I've been working on a little system to improve the geekhack classifieds and would like your feedback.

This system scrapes the classifieds and compiles the information it finds into a formatted catalogue of WTS, WTB and WTT items.

It looks for little tags like these which can be added to classifieds OPs and uses them to form its catalogue:

Code: [Select]
[color=transparent]<<<[["WTS", "Dell QuietKey", "$20"], ["WTB", "NMB RT101+", "$80"], ["WTT", "Matias Quiet Click x200", "Cream Damped Alps x50"]]>>>[/color]
This line is a JSON list. Each item in the list is itself a list, representing a listing, with three values - the category (WTS, WTB, WTT), the item, and the price. Price is a a kinda vague concept - for WTB it means the budget of the user, and for WTT it means desired items.

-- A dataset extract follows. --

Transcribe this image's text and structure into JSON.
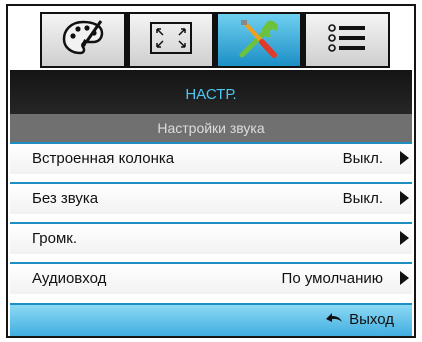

Only one of these lines can be present in any single OP. The tags <<< and >>> signify to the program the location of the JSON and the color tags are not necessary but are simply there to stop the JSONs from cluttering an OP.

The program automatically reads all the posts in the classifieds and turns these JSON lines into a formatted set of tables like below:


WTT
    ITEM   
    PRICE   
    USER   
    TOPIC   
Matias Quiet Click x200    Cream Damped Alps x50    Dihedral    Topic Link   



WTS
    ITEM   
    PRICE   
    USER   
    TOPIC   
Dell QuietKey    $20    Dihedral    Topic Link   



WTB
    ITEM   
    PRICE   
    USER   
    TOPIC   
NMB RT101+    $80    Dihedral    Topic Link   




What are your thoughts? Is this a worthwhile system that should be deployed. What improvements can be made to it. If you want to see the code I am happy to dump it into a GitHub, just ask.
« Last Edit: Wed, 24 August 2016, 07:06:58 by Dihedral »

Offline Dihedral

  • Thread Starter
  • Posts: 827
  • Location: United Kingdom
  • Mostly Harmless
Re: Geekhack Classifieds Scraping
« Reply #1 on: Wed, 24 August 2016, 05:54:16 »
 :blank:

Offline Dihedral

  • Thread Starter
  • Posts: 827
  • Location: United Kingdom
  • Mostly Harmless
Re: [Meta] Geekhack Classifieds Scraping - looking for opinions
« Reply #2 on: Wed, 24 August 2016, 09:14:30 »
 :blank: Off Topic posts get buried quickly

Offline Bromono

  • Wanabe Cicerone
  • * Destiny Supporter
  • Posts: 1115
  • Location: The Alamo's Basement
  • HHKB > Your Opinion
Re: [Meta] Geekhack Classifieds Scraping - looking for opinions
« Reply #3 on: Wed, 24 August 2016, 09:18:00 »
What language are you using?

Offline Dihedral

  • Thread Starter
  • Posts: 827
  • Location: United Kingdom
  • Mostly Harmless
Re: [Meta] Geekhack Classifieds Scraping - looking for opinions
« Reply #4 on: Wed, 24 August 2016, 09:23:34 »
What language are you using?

It's all implemented in Python. A large chunk of the code is a library I wrote to allow easy writing of Python scripts which interface with Geekhack, similar to praw for reddit. The rest of it handles the actual cataloging of data. Hopefully I will be able to use the library again for any future projects.